Minutes after Question Period ended, it was showtime in the scrums. I loved being in media scrums, because it allowed me to feel in control of a universe out of control. Scrums were an exaggerated, externalized manifestation of my internal misgivings and self-doubt. I was inevitably harder on myself, alone, than the media were hard on me, live and in person. I rarely felt as if the journalists were truly judgmental, even if they said things like “People think you’re lying!” or “Obviously you have to resign!” or “The NDP say you’re the worst Attorney General in the history of Canada!!” or “COME ON!! TELL THE TRUTH!!” or “What do you say to the mother of the boy who was shot yesterday …?”
Moreover, I was always comforted by the fact that I never had to actually answer their questions. There was no score kept of whether I did so. They got to ask the questions however they wished. And I got to answer however I wished. Like a tennis rally.
If I repeated myself a few times, it was code for “This is all I’m going to say when you ask that question.” Often an Attorney General’s rejoinder to any question is that “The matter is before the courts and therefore I cannot comment.” It was rare that I resorted to that one, but eventually it was easy to offer enough information that the journalist abandoned the line of questioning. The beauty of a scrum was its self-propelling tornado of questions, and the internal jousting among the journalists themselves, physically, violently, verbally. If I ever felt stuck, I could just wait all of one second, maximum, for the next question to arrive.

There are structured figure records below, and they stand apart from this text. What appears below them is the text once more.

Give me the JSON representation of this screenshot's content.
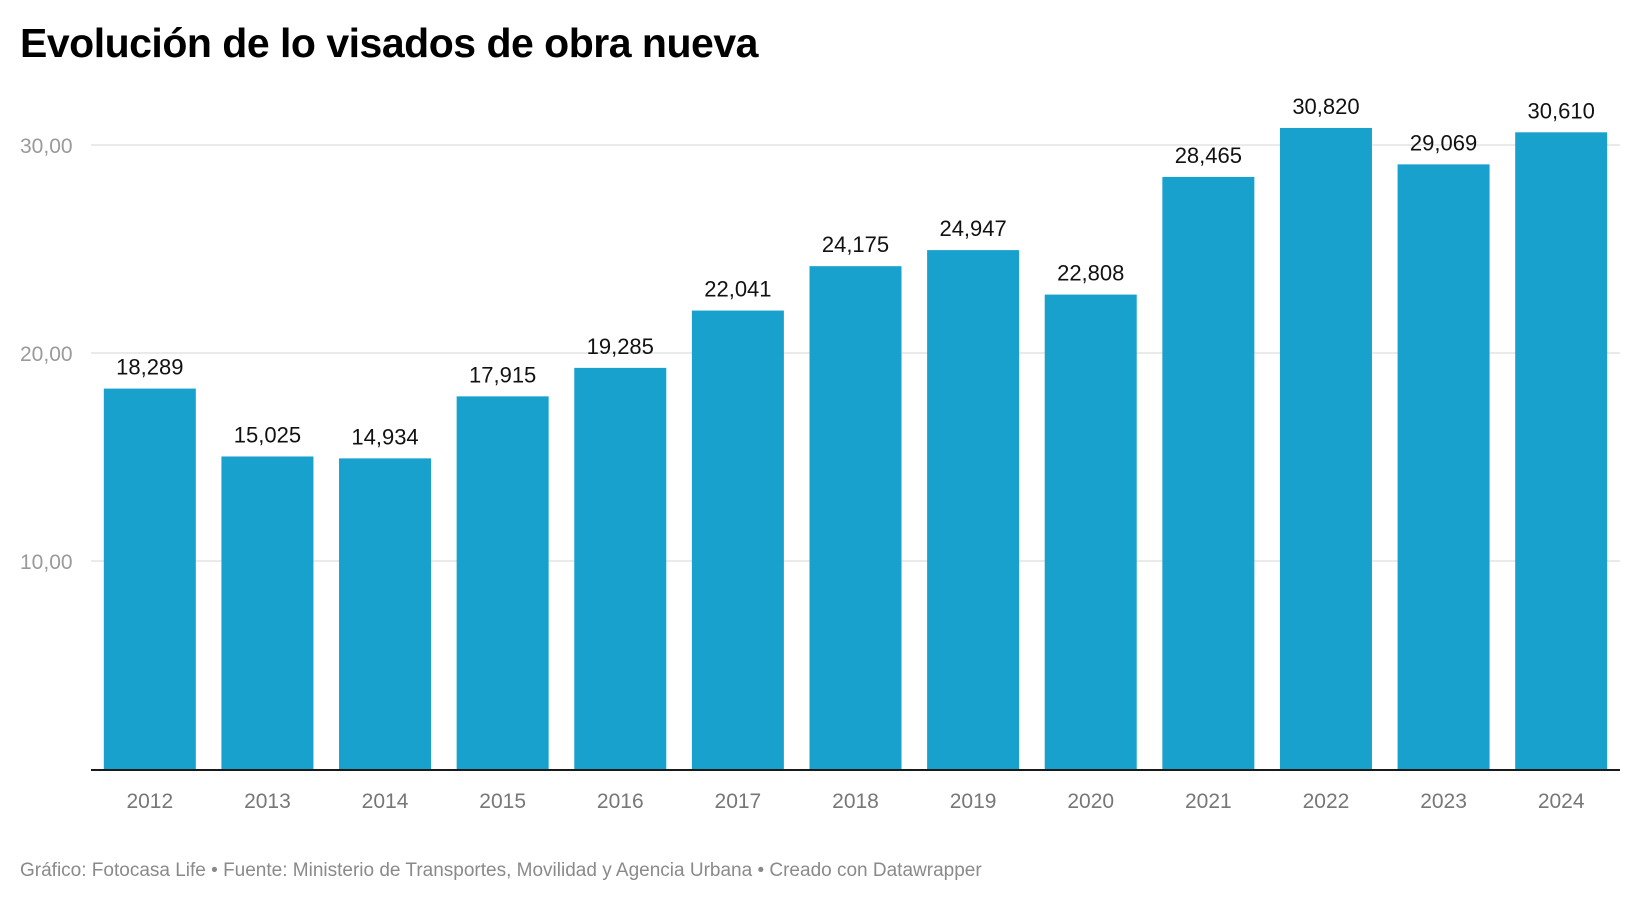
{
  "chart_data": {
    "type": "bar",
    "title": "Evolución de lo visados de obra nueva",
    "categories": [
      "2012",
      "2013",
      "2014",
      "2015",
      "2016",
      "2017",
      "2018",
      "2019",
      "2020",
      "2021",
      "2022",
      "2023",
      "2024"
    ],
    "values": [
      18.289,
      15.025,
      14.934,
      17.915,
      19.285,
      22.041,
      24.175,
      24.947,
      22.808,
      28.465,
      30.82,
      29.069,
      30.61
    ],
    "value_labels": [
      "18,289",
      "15,025",
      "14,934",
      "17,915",
      "19,285",
      "22,041",
      "24,175",
      "24,947",
      "22,808",
      "28,465",
      "30,820",
      "29,069",
      "30,610"
    ],
    "yticks": [
      10,
      20,
      30
    ],
    "ytick_labels": [
      "10,00",
      "20,00",
      "30,00"
    ],
    "ylim": [
      0,
      32
    ],
    "grid": true,
    "xlabel": "",
    "ylabel": "",
    "colors": {
      "bar": "#18a1cd",
      "grid": "#e3e3e3",
      "axis": "#1a1a1a",
      "tick_label": "#9a9a9a",
      "year_label": "#777777",
      "value_label": "#111111"
    }
  },
  "footer": "Gráfico: Fotocasa Life • Fuente: Ministerio de Transportes, Movilidad y Agencia Urbana • Creado con Datawrapper"
}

In contrast, my own self-doubt and feelings of self-pity were far more judgmental and caustic. A media scrum was a vacation from one’s inner scrum, itself a truly suffocating exercise. With some experience, an external scrum could be easily defused by an unflappable demeanour. My media guy, Greg Crone, used to often say, to prepare me for a scrum: “Okay, we’re gonna channel Gregory Peck now,” and I’d always twist my mind into remembering anything about Gregory Peck, but I got the point. For me, impersonating Gregory Peck was always easier than internalizing the Dalai Lama.
The word “
scrum” is a rugby term. When rugby players commence play, it’s with arms locked and all crowded around each other—which a media scrum resembles, of course. Both are a sport, a game, no matter how serious: a World Cup match or the wartime scrum of a prime minister. (Ontario Premier Dalton McGuinty, meanwhile, changed the rules of the game in 2009 when he announced, after years of being scrummed, that he’d address the media only if they gave him a few feet of space. The outraged media obliged, of course—at the end of the day, the goat needed feeding.)

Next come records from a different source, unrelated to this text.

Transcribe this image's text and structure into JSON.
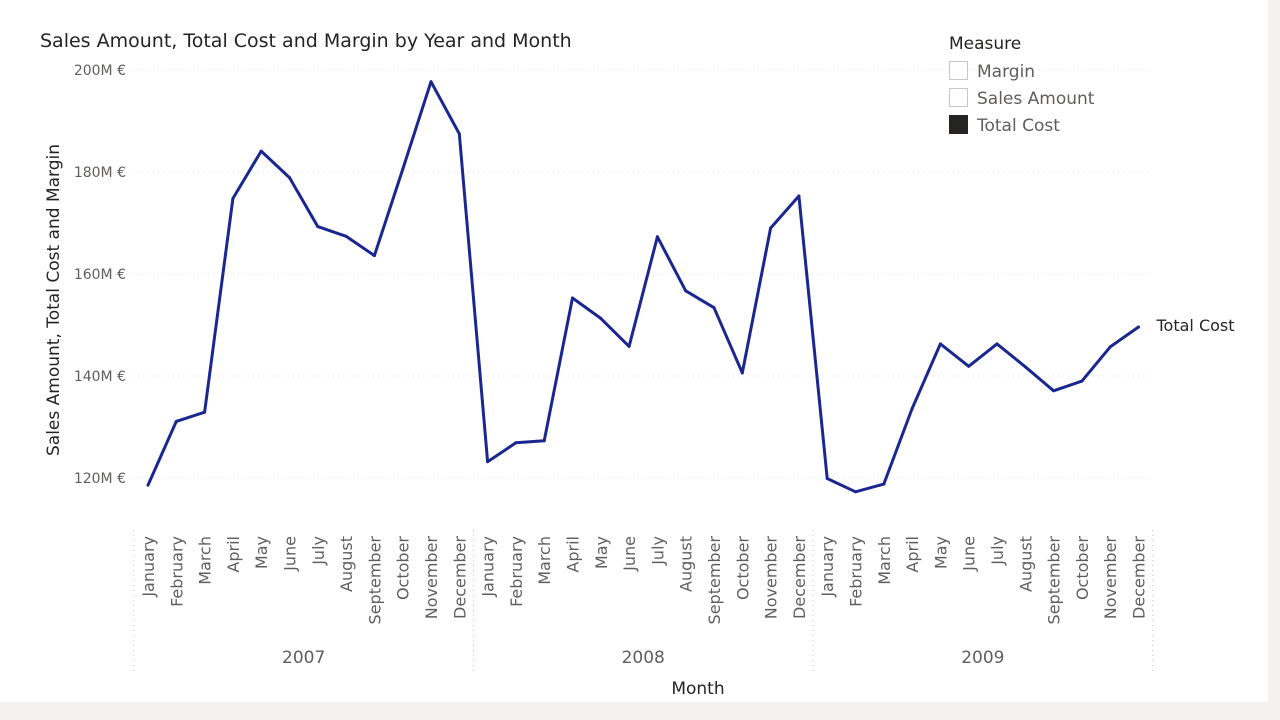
{
  "chart_data": {
    "type": "line",
    "title": "Sales Amount, Total Cost and Margin by Year and Month",
    "xlabel": "Month",
    "ylabel": "Sales Amount, Total Cost and Margin",
    "ylim": [
      112,
      200
    ],
    "yticks": [
      120,
      140,
      160,
      180,
      200
    ],
    "ytick_labels": [
      "120M €",
      "140M €",
      "160M €",
      "180M €",
      "200M €"
    ],
    "grid": true,
    "years": [
      "2007",
      "2008",
      "2009"
    ],
    "months": [
      "January",
      "February",
      "March",
      "April",
      "May",
      "June",
      "July",
      "August",
      "September",
      "October",
      "November",
      "December"
    ],
    "series": [
      {
        "name": "Total Cost",
        "color": "#1a2791",
        "end_label": "Total Cost",
        "values": [
          118.6,
          131.1,
          132.9,
          174.8,
          184.1,
          178.9,
          169.3,
          167.4,
          163.6,
          180.5,
          197.7,
          187.5,
          123.2,
          126.9,
          127.3,
          155.3,
          151.3,
          145.8,
          167.3,
          156.7,
          153.4,
          140.6,
          169.0,
          175.3,
          119.9,
          117.3,
          118.8,
          133.6,
          146.3,
          141.9,
          146.3,
          141.8,
          137.1,
          139.0,
          145.7,
          149.6
        ]
      }
    ],
    "legend": {
      "title": "Measure",
      "position": "top-right",
      "items": [
        {
          "label": "Margin",
          "active": false
        },
        {
          "label": "Sales Amount",
          "active": false
        },
        {
          "label": "Total Cost",
          "active": true
        }
      ]
    }
  }
}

Like rugby, there are clearly defined goals and rituals for media scrums. Reporters try to get their product so they can file a story and go home. They do that by getting some content that is newsworthy. The more outrageous the reaction to the questions and badgering and physical smothering, the better the product, from the media’s perspective. There would be no need for the physical tsunami of a scrum if we politicians just spit out what reporters are looking for, but we don’t, so they try to squeeze it out of us.

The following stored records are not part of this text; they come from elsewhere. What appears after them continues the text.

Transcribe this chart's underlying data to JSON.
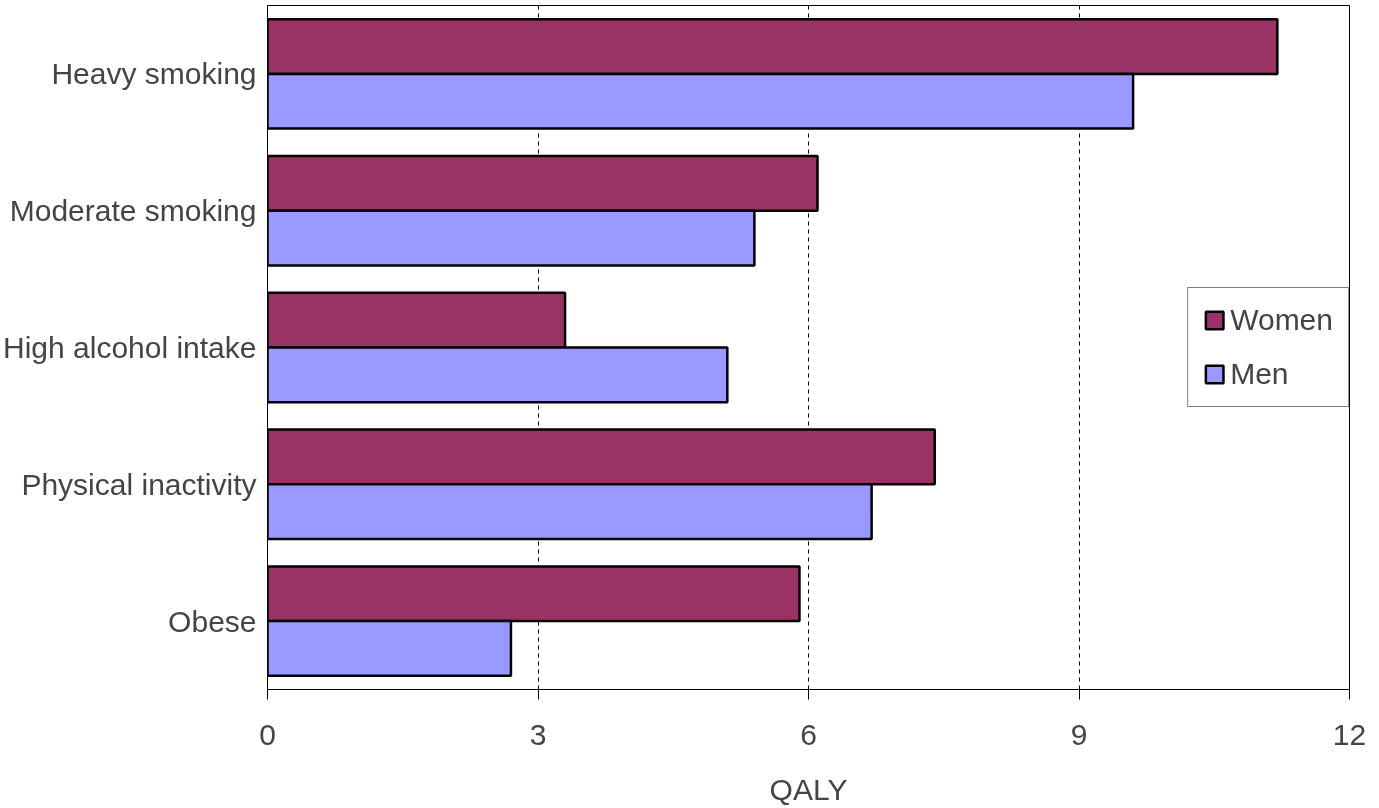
{
  "chart_data": {
    "type": "bar",
    "orientation": "horizontal",
    "xlabel": "QALY",
    "categories": [
      "Heavy smoking",
      "Moderate smoking",
      "High alcohol intake",
      "Physical inactivity",
      "Obese"
    ],
    "series": [
      {
        "name": "Women",
        "color": "#993366",
        "values": [
          11.2,
          6.1,
          3.3,
          7.4,
          5.9
        ]
      },
      {
        "name": "Men",
        "color": "#9999ff",
        "values": [
          9.6,
          5.4,
          5.1,
          6.7,
          2.7
        ]
      }
    ],
    "xlim": [
      0,
      12
    ],
    "xticks": [
      0,
      3,
      6,
      9,
      12
    ],
    "grid": "x",
    "legend": "right"
  }
}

Sometimes I looked too comfortable in a scrum, such that I would start answering before they could start asking—handing over their needed content with a bow on top, in one take. In other words, I’d give them their sound bite, including all the elements necessary for filing the story. It was mutual manipulation, really, when it got to that stage of providing “one take,” but that usually arose only for less contentious issues. Not so for the Summer of the Gun.
After the 2005 Boxing Day shooting of Jane Creba, I found myself on the telephone with the Premier, which was a rarity. He called me on the 27th to brainstorm a bit on what we had to do as a government. McGuinty never overreacted to events, in my experience. So if he was worried about something, it was serious. The overall competency of the government was on the line here—in a rare moment when unanticipated, urgent events could topple an otherwise successful administration.